What to Look for When Buying an Older Home
Anyone who has visited Fort Myers, Key West, or even Charleston, SC knows how beautiful historic architecture can be. In San Francisco, they've even named their stately, restored Victorian homes "Painted Ladies."
But, are these older homes good buys? Considering that most of a home's components deteriorate with age, you may be not only buying a vintage home, but vintage problems as well.
Here's a quick look at some of the more common problems with older homes.
It would seem that an old house has done all the settling it's going to do, right? Wrong, according to Page Engineering in Missouri. The rate at which the house settles diminishes over time, but it never completely stops – especially if the house has never been "piered."
Piers are long steel shafts that are driven through the soil and into the bedrock below. This process takes the weight of the home off unstable soil, and the home is less prone to settlement. It's a big job, though, and quite pricey.
Look for cracks in the walls, bulging floors and doors that won't close. These are all signs of possible foundation damage. Not all cracks, however, indicate a problem, so don't be alarmed – let a professional diagnose the situation.
The engineers with Page suggest taking a 4-foot bubble level with you when you visit an older home you're interested in purchasing. Use the level to check the floors and walls. If any of them are out of level, have the house checked by a structural engineer.

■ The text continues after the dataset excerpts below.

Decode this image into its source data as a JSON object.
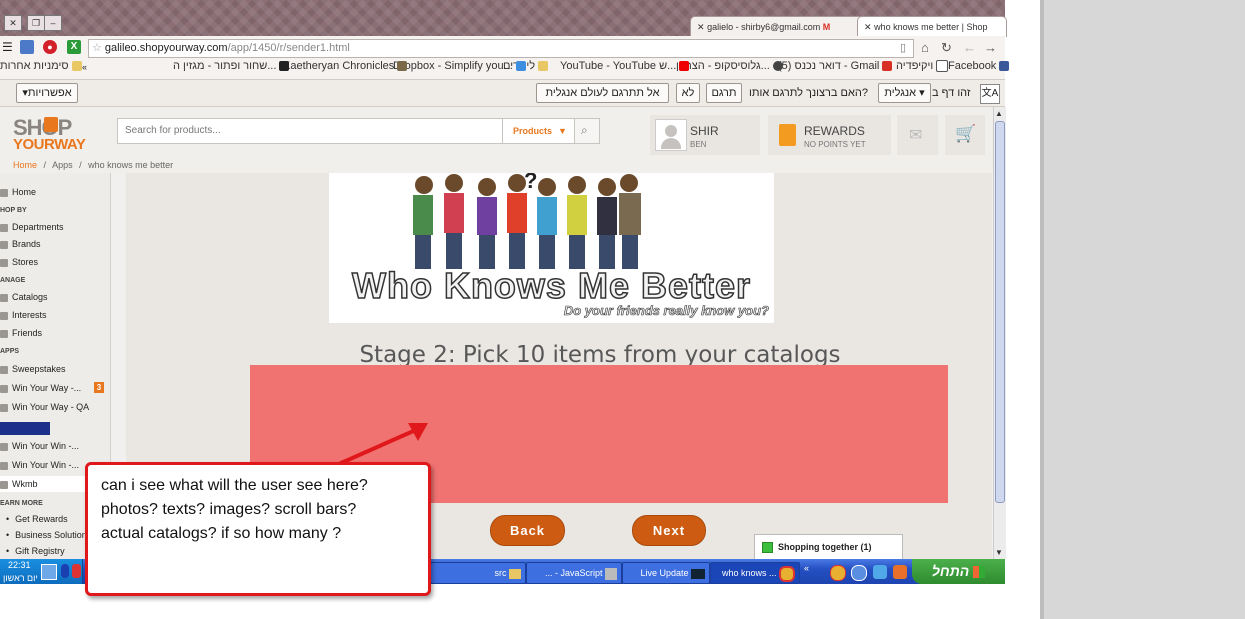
{
  "browser": {
    "tabs": [
      {
        "title": "galielo - shirby6@gmail.com"
      },
      {
        "title": "who knows me better | Shop"
      }
    ],
    "url_host": "galileo.shopyourway.com",
    "url_path": "/app/1450/r/sender1.html",
    "bookmarks": [
      "Facebook",
      "ויקיפדיה",
      "דואר נכנס (5) - Gmail",
      "גלוסיסקופ - הצרגין...",
      "YouTube - YouTube ש...",
      "לינודים",
      "Dropbox - Simplify you...",
      "Kaetheryan Chronicles",
      "שחור ופתור - מגזין ה...",
      "סימניות אחרות"
    ],
    "translate_bar": {
      "page_is_in": "זהו דף ב",
      "language": "אנגלית",
      "question": "האם ברצונך לתרגם אותו?",
      "translate": "תרגם",
      "no": "לא",
      "never": "אל תתרגם לעולם אנגלית",
      "options": "אפשרויות"
    }
  },
  "site": {
    "logo_top": "SHOP",
    "logo_bottom": "YOURWAY",
    "search_placeholder": "Search for products...",
    "search_category": "Products",
    "user_name": "SHIR",
    "user_sub": "BEN",
    "rewards_title": "REWARDS",
    "rewards_sub": "NO POINTS YET",
    "breadcrumb": [
      "Home",
      "Apps",
      "who knows me better"
    ]
  },
  "sidebar": {
    "items": [
      {
        "type": "item",
        "label": "Home"
      },
      {
        "type": "head",
        "label": "HOP BY"
      },
      {
        "type": "item",
        "label": "Departments"
      },
      {
        "type": "item",
        "label": "Brands"
      },
      {
        "type": "item",
        "label": "Stores"
      },
      {
        "type": "head",
        "label": "ANAGE"
      },
      {
        "type": "item",
        "label": "Catalogs"
      },
      {
        "type": "item",
        "label": "Interests"
      },
      {
        "type": "item",
        "label": "Friends"
      },
      {
        "type": "head",
        "label": "APPS"
      },
      {
        "type": "item",
        "label": "Sweepstakes"
      },
      {
        "type": "item",
        "label": "Win Your Way -...",
        "badge": "3"
      },
      {
        "type": "item",
        "label": "Win Your Way - QA"
      },
      {
        "type": "item",
        "label": "Win Your Win -..."
      },
      {
        "type": "item",
        "label": "Win Your Win -..."
      },
      {
        "type": "item",
        "label": "Wkmb"
      },
      {
        "type": "head",
        "label": "EARN MORE"
      },
      {
        "type": "item",
        "label": "Get Rewards"
      },
      {
        "type": "item",
        "label": "Business Solution"
      },
      {
        "type": "item",
        "label": "Gift Registry"
      }
    ]
  },
  "main": {
    "banner_title": "Who Knows Me Better",
    "banner_subtitle": "Do your friends really know you?",
    "stage_title": "Stage 2: Pick 10 items from your catalogs",
    "back_label": "Back",
    "next_label": "Next",
    "shopping_together": "Shopping together (1)"
  },
  "taskbar": {
    "clock": "22:31",
    "day": "יום ראשון",
    "tasks": [
      "src",
      "... - JavaScript",
      "Live Update",
      "who knows ..."
    ],
    "start_label": "התחל"
  },
  "callout": {
    "lines": [
      "can i see what will the user see here?",
      "photos? texts? images? scroll bars?",
      "actual catalogs? if so how many ?"
    ]
  },
  "colors": {
    "accent": "#e8771e",
    "placeholder_box": "#f17371",
    "button": "#cd5c12",
    "callout_border": "#e0181b"
  }
}
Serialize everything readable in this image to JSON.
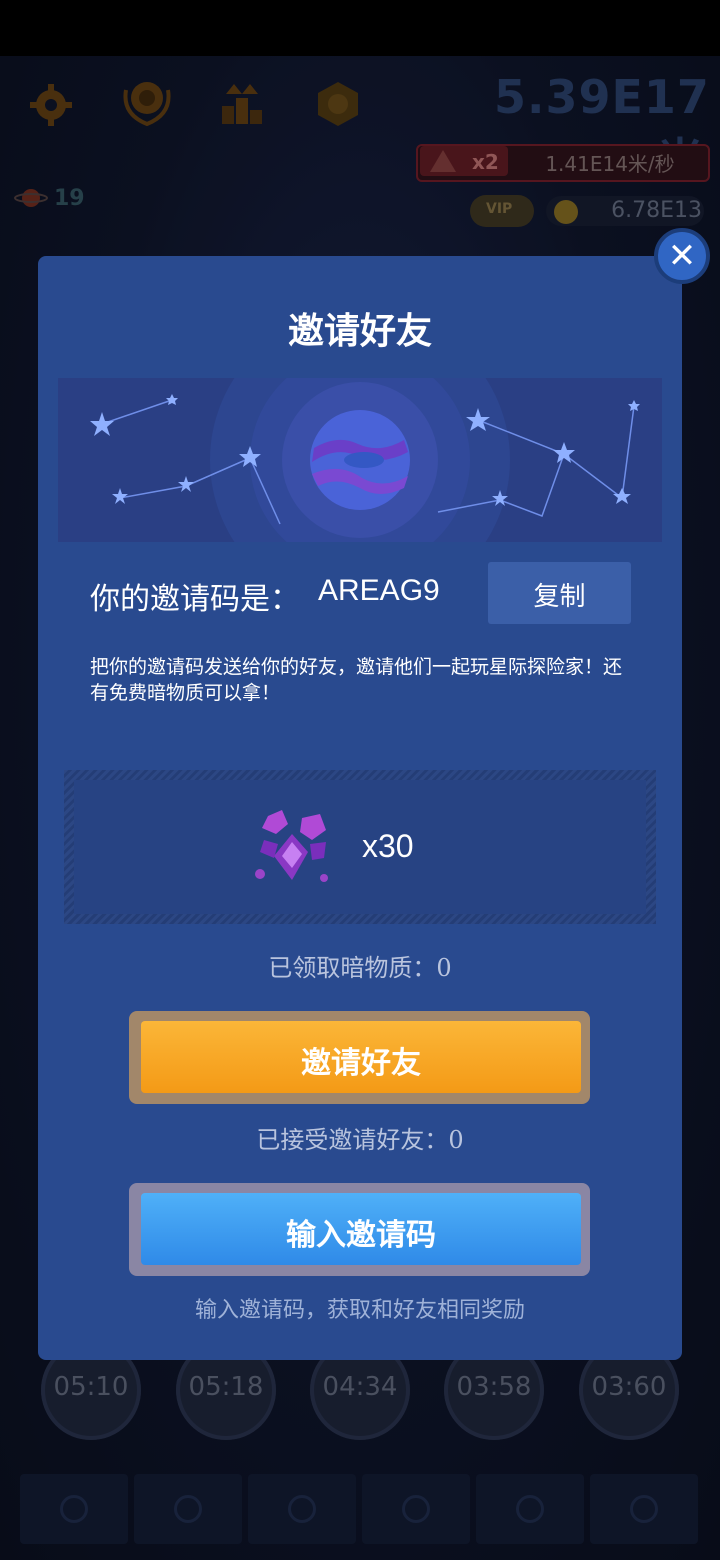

A home's electrical wiring system has a life expectancy of about 40 years, according to Mike McClintock, home repair writer with the Chicago Tribune. Safety risks increase when the system ages beyond this limit, he warns.
If the home was built between 1920 and 1950 and has never been remodeled, it may still have knob-and-tube wiring, which is considered incapable of handling today's electrical loads.
Some home insurers won't cover a home with this type of wiring and will insist that it is replaced before insuring the home.
Your home inspector should be able to determine what type of wiring the home contains and its condition, at least in visible areas.
Old houses typically have old pipes. If the house you have your eye on was built before 1960, the pipes may be made of steel or cast-iron. These materials corrode, decay and rust over time. Cast iron pipes are notorious for becoming clogged with mineral build up.
Determining the type of pipes in the home is challenging because so much of the system is behind walls. A plumbing contractor inspection is your best bet, and even then you may not learn about all of the pipes in the house.
"Replacing old pipes in a 1,500-square foot, two-bathroom home costs $4,000 to $10,000, and requires cutting open walls and floors," claims Joe Bousquin at HouseLogic.
The last thing most homebuyers look at when they drive up to a home for sale is the roof. It's easy to be distracted by charming landscaping and attractive paint colors, but it's imperative that you take a good, long look at the home's roof.
Sagging is a sign that a roof is holding too much weight. This can happen when new roofing is installed over old roofing or from prolonged contact with a significant layer of snow.
If you know you'll be looking at older homes, take along a pair of binoculars. Before entering the home, look at the roof from the curb and determine whether the chimney and rooflines are straight.
Next, check the shingles. If they aren't flat and instead curled or cupped, they may need to be replaced.
Ask the homeowner the age of the roof. Although the lifespan of a roof depends on several factors, if it is wood, tile or asbestos and over 15 years old, you may need to replace it in a few years.
Since a new roof may cost upwards of $8,000, it's important to have the home's roof inspected before obligating yourself to purchase the home.
While it's highly doubtful that a home built in the mid-1800s still retains original components, you'll need to inquire as to the last time these elements were replaced.
Other problems you may find in an older home include:
Lack of storage
Lack of natural light
Inadequate insulation (thus higher heating and cooling costs)
While all of these items can be rectified, the cost to do so should be factored into the price of the home.
That the craftsmanship and materials of an older home have stood the test of time is a testament to its quality. But few things last forever, and a home inspection, using the appropriate contractors, is a must when considering the purchase of an older home.